The deal done in Brussels on 21 July was initially seen as having the potential to put Greece on a more sustainable path and to prevent contagion. With the benefit of hindsight it is clear this assessment was wrong.

Peripheral bonds yields have widened against Germany and the euro has started to fall again. One of the most obvious reasons for this is that politicians themselves don’t seem to understand the deal that they produced or at can't communicate it to everybody else.

The result is that Europe has taken one step back. It’s now clear that the day of reckoning for Greece has only been delayed and a hard restructuring is still the most likely end game.

More worrying though is that by taking Greece out of the limelight for the time being the focus on Spain and Italy has become more laser like.

While the Spanish ten year is once again yielding over six per cent, it is Italy that could provide the greatest shock and once again it is politics that will be causing ripples.

While the elections in Spain in November will likely put a more fiscally responsible government in place, the situation in Rome could become could quickly become chaotic if finance minister Guilio Tremonti were to resign and bring to end the reign of Silvio Berlusconi.

In such a scenario Italian BTP yields would rise rapidly and become unsustainable. Italy’s stock of debt dwarfs Germany’s. Helping Italy in the way that Greece, Ireland and Portugal have been is not possible.

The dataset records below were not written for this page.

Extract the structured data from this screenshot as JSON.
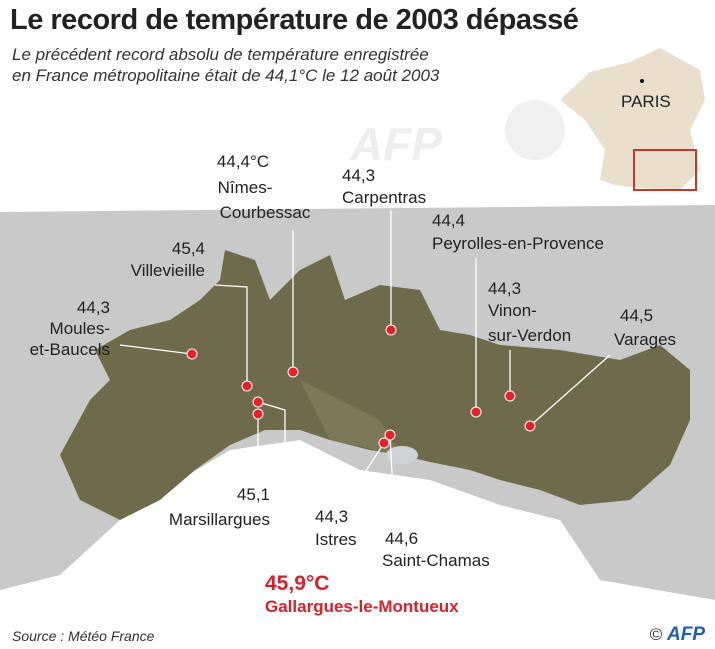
{
  "title": "Le record de température de 2003 dépassé",
  "subtitle": [
    "Le précédent record absolu de température enregistrée",
    "en France métropolitaine était de 44,1°C le 12 août 2003"
  ],
  "inset": {
    "city": "PARIS",
    "highlight_color": "#c0392b",
    "land_color": "#eadfcc"
  },
  "stations": [
    {
      "value": "44,3",
      "name": [
        "Moules-",
        "et-Baucels"
      ]
    },
    {
      "value": "45,4",
      "name": [
        "Villevieille"
      ]
    },
    {
      "value": "44,4°C",
      "name": [
        "Nîmes-",
        "Courbessac"
      ]
    },
    {
      "value": "44,3",
      "name": [
        "Carpentras"
      ]
    },
    {
      "value": "44,4",
      "name": [
        "Peyrolles-en-Provence"
      ]
    },
    {
      "value": "44,3",
      "name": [
        "Vinon-",
        "sur-Verdon"
      ]
    },
    {
      "value": "44,5",
      "name": [
        "Varages"
      ]
    },
    {
      "value": "45,1",
      "name": [
        "Marsillargues"
      ]
    },
    {
      "value": "44,3",
      "name": [
        "Istres"
      ]
    },
    {
      "value": "44,6",
      "name": [
        "Saint-Chamas"
      ]
    }
  ],
  "record": {
    "value": "45,9°C",
    "name": "Gallargues-le-Montueux",
    "color": "#d2232a"
  },
  "source": "Source : Météo France",
  "credit": {
    "symbol": "©",
    "agency": "AFP"
  }
}
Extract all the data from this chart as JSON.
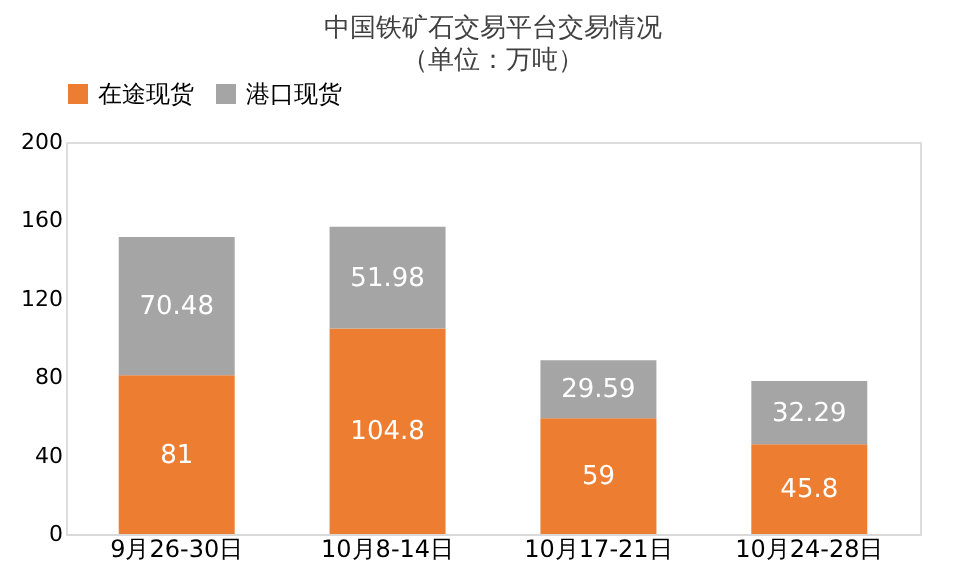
{
  "chart_data": {
    "type": "bar",
    "title": "中国铁矿石交易平台交易情况",
    "subtitle": "（单位：万吨）",
    "categories": [
      "9月26-30日",
      "10月8-14日",
      "10月17-21日",
      "10月24-28日"
    ],
    "series": [
      {
        "name": "在途现货",
        "color": "#ed7d31",
        "values": [
          81,
          104.8,
          59,
          45.8
        ]
      },
      {
        "name": "港口现货",
        "color": "#a5a5a5",
        "values": [
          70.48,
          51.98,
          29.59,
          32.29
        ]
      }
    ],
    "stacked": true,
    "ylim": [
      0,
      200
    ],
    "yticks": [
      0,
      40,
      80,
      120,
      160,
      200
    ],
    "grid": false,
    "legend": "top",
    "data_labels": true
  }
}
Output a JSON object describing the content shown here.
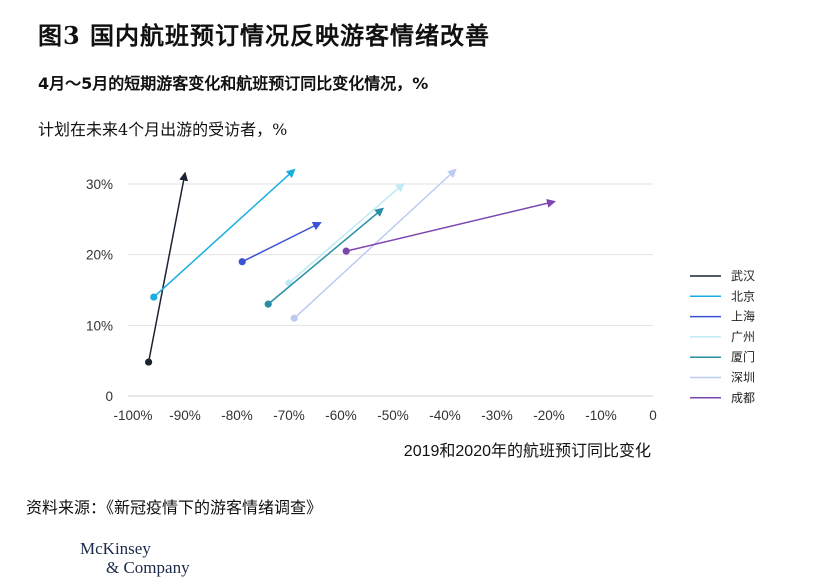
{
  "figure": {
    "title": "图3 国内航班预订情况反映游客情绪改善",
    "subtitle": "4月～5月的短期游客变化和航班预订同比变化情况，%",
    "y_axis_label": "计划在未来4个月出游的受访者，%",
    "source": "资料来源：《新冠疫情下的游客情绪调查》",
    "logo_line1": "McKinsey",
    "logo_line2": "& Company"
  },
  "chart_data": {
    "type": "scatter",
    "title": "",
    "xlabel": "2019和2020年的航班预订同比变化",
    "ylabel": "计划在未来4个月出游的受访者，%",
    "xlim": [
      -100,
      0
    ],
    "ylim": [
      0,
      30
    ],
    "x_ticks": [
      -100,
      -90,
      -80,
      -70,
      -60,
      -50,
      -40,
      -30,
      -20,
      -10,
      0
    ],
    "x_tick_labels": [
      "-100%",
      "-90%",
      "-80%",
      "-70%",
      "-60%",
      "-50%",
      "-40%",
      "-30%",
      "-20%",
      "-10%",
      "0"
    ],
    "y_ticks": [
      0,
      10,
      20,
      30
    ],
    "y_tick_labels": [
      "0",
      "10%",
      "20%",
      "30%"
    ],
    "grid": "horizontal",
    "legend_position": "right",
    "series": [
      {
        "name": "武汉",
        "color": "#1b2330",
        "start": [
          -97,
          4.8
        ],
        "end": [
          -90,
          31.5
        ]
      },
      {
        "name": "北京",
        "color": "#1aaee0",
        "start": [
          -96,
          14
        ],
        "end": [
          -69,
          32
        ]
      },
      {
        "name": "上海",
        "color": "#3a53d6",
        "start": [
          -79,
          19
        ],
        "end": [
          -64,
          24.5
        ]
      },
      {
        "name": "广州",
        "color": "#bdeaf3",
        "start": [
          -70,
          16
        ],
        "end": [
          -48,
          30
        ]
      },
      {
        "name": "厦门",
        "color": "#2a8fa6",
        "start": [
          -74,
          13
        ],
        "end": [
          -52,
          26.5
        ]
      },
      {
        "name": "深圳",
        "color": "#bccbf2",
        "start": [
          -69,
          11
        ],
        "end": [
          -38,
          32
        ]
      },
      {
        "name": "成都",
        "color": "#7c46b0",
        "start": [
          -59,
          20.5
        ],
        "end": [
          -19,
          27.5
        ]
      }
    ]
  }
}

If Italy needs help it’s game over for the euro.

To make matters worse it is not clear that the global economy is slowing rapidly. Central bankers in Frankfurt could have seriously misjudged the situation by raising rates twice already. Fifty basis points does not represent a substantial increase in the cost of borrowing but it could be significant for countries such as Italy. Jean Claude Trichet has a lot to think about as he comes to the end of his time at the top of euro towers.